Interfaith Partnership and Clergy Coalition Leadership meet with religious leaders from Kazakhstan
IP’s newest President of the Board of Directors, Imam Muhamed Hasic, and the Rev. Earl Strauther from the Clergy Coalition met with four religious leaders from the Republic of Kazakhstan on March 8, 2013. The meeting was held at the Islamic Community Center and Mosque in South City where Imam Hasic’s Bosnian Muslims worship. They later travelled to Grbcic, a Bosnian restaurant a few minutes away for decadent desserts. The meeting was conducted and coordinated by IP Board Member Mary Pedersen, and the World Affairs Council’s International Visitor’s Program Director, Jessica Bellomo.
A Lutheran Bishop, Islamic Imam, Evangelical Pastor and the Director of Religious Issues Information Center came to St. Louis to learn and glean from the interfaith alliances that have flourished in our St. Louis Region for over 27 years. Many questions about Interfaith Partnership, the Clergy Coalition and The Living Insights Center were answered with the help of Russian translators.
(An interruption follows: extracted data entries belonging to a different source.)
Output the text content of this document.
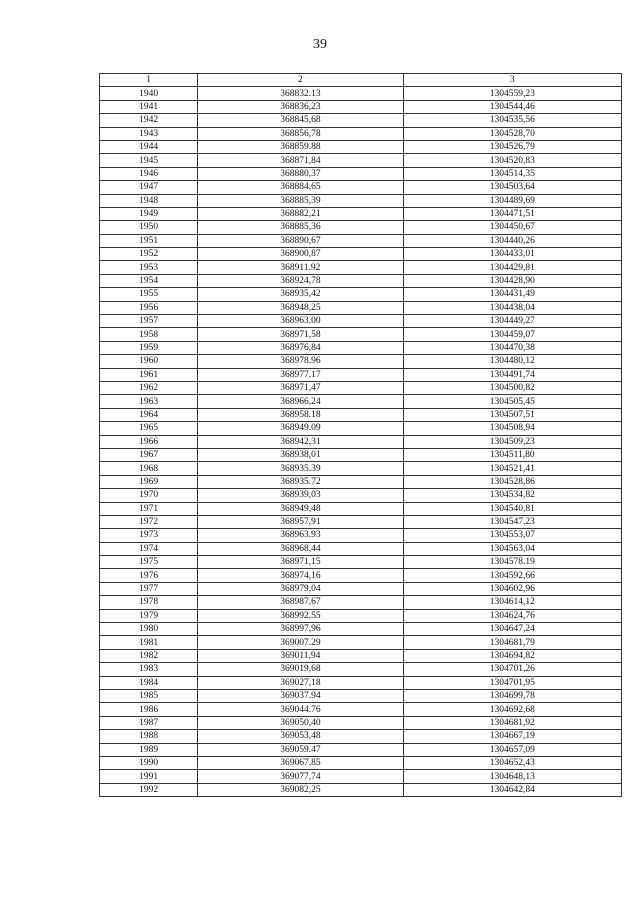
39
1	2	3
1940	368832.13	1304559,23
1941	368836,23	1304544,46
1942	368845,68	1304535,56
1943	368856,78	1304528,70
1944	368859.88	1304526,79
1945	368871,84	1304520,83
1946	368880,37	1304514,35
1947	368884,65	1304503,64
1948	368885,39	1304489,69
1949	368882,21	1304471,51
1950	368885,36	1304450,67
1951	368890,67	1304440,26
1952	368900,87	1304433,01
1953	368911.92	1304429,81
1954	368924,78	1304428,90
1955	368935,42	1304431,49
1956	368948,25	1304438,04
1957	368963.00	1304449,27
1958	368971,58	1304459,07
1959	368976,84	1304470,38
1960	368978.96	1304480,12
1961	368977.17	1304491,74
1962	368971,47	1304500,82
1963	368966,24	1304505,45
1964	368958.18	1304507,51
1965	368949.09	1304508,94
1966	368942,31	1304509,23
1967	368938,01	1304511,80
1968	368935.39	1304521,41
1969	368935.72	1304528,86
1970	368939,03	1304534,82
1971	368949,48	1304540,81
1972	368957,91	1304547,23
1973	368963.93	1304553,07
1974	368968,44	1304563,04
1975	368971,15	1304578.19
1976	368974,16	1304592,66
1977	368979,04	1304602,96
1978	368987,67	1304614,12
1979	368992,55	1304624,76
1980	368997,96	1304647,24
1981	369007.29	1304681,79
1982	369011,94	1304694,82
1983	369019,68	1304701,26
1984	369027,18	1304701,95
1985	369037.94	1304699,78
1986	369044.76	1304692,68
1987	369050,40	1304681,92
1988	369053,48	1304667,19
1989	369059.47	1304657,09
1990	369067.85	1304652,43
1991	369077,74	1304648,13
1992	369082,25	1304642,84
Bishop Novgorodov noted that “In Kazakhstan, we do not know how to pull everyone together for dialogue. The religious leaders cannot set aside theology and dogma. All problems are caused by silence. We want to learn how to talk.” The whole meeting was designed to exchange ideas on how our local interfaith organizations were created, and how our goals and missions are fulfilled and funded. Rev. Strauther, an African-American Methodist Episcopal Pastor encouraged his new international friends by stating that “we have common concerns of family life, poverty and many other social issues that allow us to work together. Imam Hasic added, “We joke together, are friends and have mutual respect for one another.”
The Department of State outlined the professional development objectives for this and other meetings during their stay in our country. The four international guests learned the historic origins of how religious freedom became part of America’s public consciousness, explored religious diversity of the United States, examined ways religious tolerance is promoted and inter-faith dialogue is fostered and managed, and met with religious leaders and institutions that help maintain religious freedom. Interfaith Partnership is grateful that they were chosen as one of those institutions to learn from.
Please continue to join us in fulfilling our mission: “As communities of faith, we agree to differ, promise to love, and unite to serve.”